August 28, 2002 at 9:02 am
I am trying to implement an offline server to run all of our backend processes. In order to do this I will need to replicate all of the objects down to the backend server every night, except for 5 tables that will be push up to the production database each night. Now the problem I have is with the initial snapshot of the 5 tables that I will push up to the production database. By default if the snapshot finds a table with the same name it will drop the table and recreate it. Naturally I can't have this due to these are production tables. I've changed that option to "leave table as is", but the snapshot will still try and push all the records to this table, which will either cause a ton of duplicates or error out due to duplicate records. The question I have is how can I get the stored procedures that replication needs to this server without the snapshot trying to drop the existing table or duplicating all of the records? Right now the only way I know is to schedule down time to do this, unless someone knows a way to get around the problem I mentioned above.
Thanks!
Jeff Matthews
Jeff Matthews
August 28, 2002 at 9:12 am
If you tell it the subscriber already has the data you won't have to deal with the updates. I'd recommend breaking it up into two pubs, the first being all the tables that just get replicated to the other server using standard transactional. A second pub for the five tables that get updated using transactional with immediately updating/queued updating subscribers. This will let you do the updates on the subscriber and post back, table will never need to get changed/snapshotted since it IS the production table. If you rebuild your spare box you can just snapshot everything to it.
Andy
August 28, 2002 at 9:19 am
Correct me if I'm wrong but even if you tell it that it already has the Schema and Data, it will still need the sp_MSins, sp_MSups, and sp_MSdel stored procedures. Which cannot be placed on the server until the snapshot is ran. As far as immediate updating of transactions these 5 tables are huge and would cause too many locks during the day. So I have to schedule the distribution to run at night.

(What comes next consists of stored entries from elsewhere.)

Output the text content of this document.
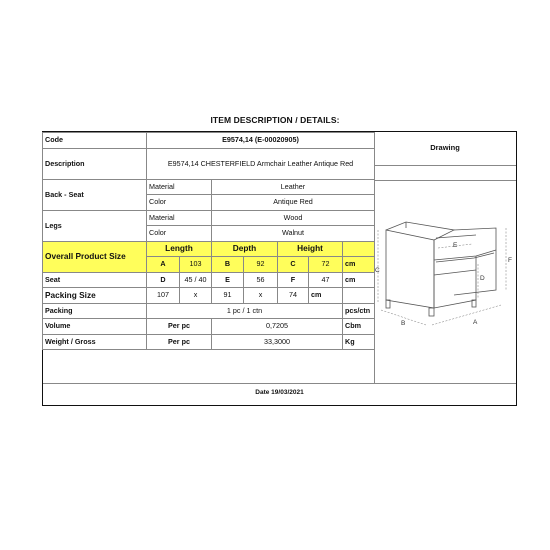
ITEM DESCRIPTION / DETAILS:
Code	E9574,14 (E-00020905)						
Description	E9574,14 CHESTERFIELD Armchair Leather Antique Red						
Back - Seat	Material		Leather				
	Color		Antique Red				
Legs	Material		Wood				
	Color		Walnut				
Overall Product Size	Length		Depth		Height		
	A	103	B	92	C	72	cm
Seat	D	45 / 40	E	56	F	47	cm
Packing Size	107	x	91	x	74	cm	
Packing	1 pc / 1 ctn						pcs/ctn
Volume	Per pc		0,7205				Cbm
Weight / Gross	Per pc		33,3000				Kg
Drawing
C
E
D
F
B	A
Date 19/03/2021
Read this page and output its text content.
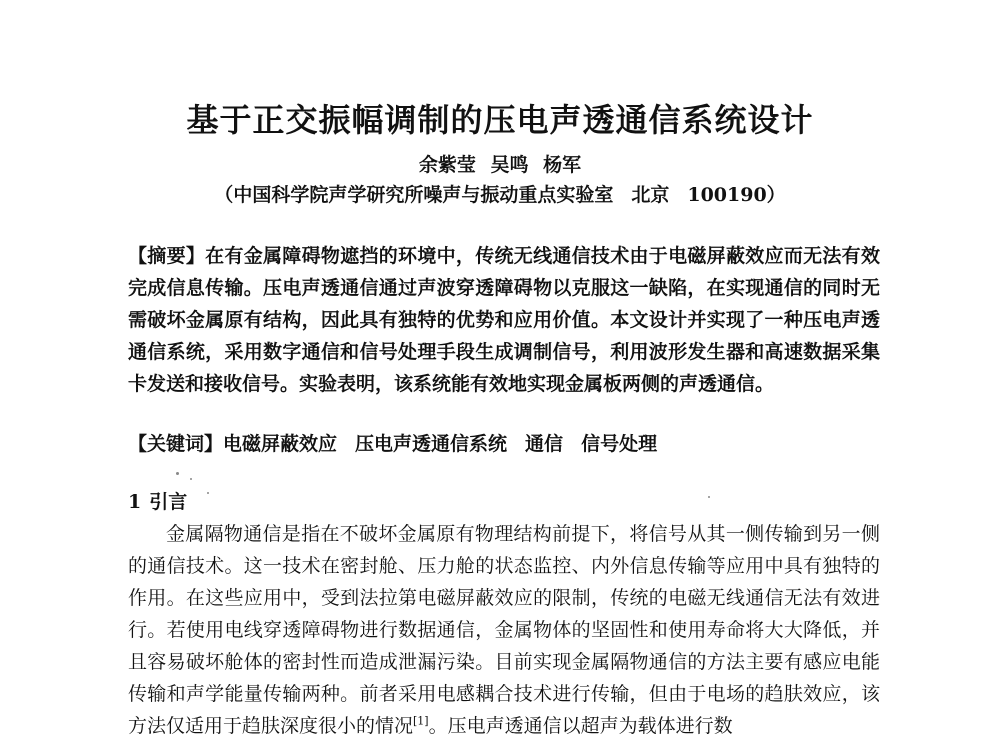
基于正交振幅调制的压电声透通信系统设计
余紫莹 吴鸣 杨军
（中国科学院声学研究所噪声与振动重点实验室 北京 100190）
【摘要】在有金属障碍物遮挡的环境中，传统无线通信技术由于电磁屏蔽效应而无法有效完成信息传输。压电声透通信通过声波穿透障碍物以克服这一缺陷，在实现通信的同时无需破坏金属原有结构，因此具有独特的优势和应用价值。本文设计并实现了一种压电声透通信系统，采用数字通信和信号处理手段生成调制信号，利用波形发生器和高速数据采集卡发送和接收信号。实验表明，该系统能有效地实现金属板两侧的声透通信。
【关键词】电磁屏蔽效应 压电声透通信系统 通信 信号处理
1 引言
金属隔物通信是指在不破坏金属原有物理结构前提下，将信号从其一侧传输到另一侧的通信技术。这一技术在密封舱、压力舱的状态监控、内外信息传输等应用中具有独特的作用。在这些应用中，受到法拉第电磁屏蔽效应的限制，传统的电磁无线通信无法有效进行。若使用电线穿透障碍物进行数据通信，金属物体的坚固性和使用寿命将大大降低，并且容易破坏舱体的密封性而造成泄漏污染。目前实现金属隔物通信的方法主要有感应电能传输和声学能量传输两种。前者采用电感耦合技术进行传输，但由于电场的趋肤效应，该方法仅适用于趋肤深度很小的情况[1]。压电声透通信以超声为载体进行数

Thanks for you quick reply!
Jeff Matthews
Jeff Matthews
August 28, 2002 at 10:51 am
The first time, yes. After that you'd have the procs and you can always create them manually anyway. Not sure why it matters? Maybe I dont understand totally what you're trying to do. If the master tables are all on your main server you should only have to snapshot if something really breaks, even if you do it doesn't hurt because you're pushing data from production to reporting, not the other way around.
As far as immediately updating, it depends on what the source of the load is whether you can afford it or not. If it's a cpu intensive task that results in simple inserts/updates/etc, you probably could do it. If you just want to defer the activity you can break the connection (possibly a better way to do it) so that the updates queue, then you post them later on.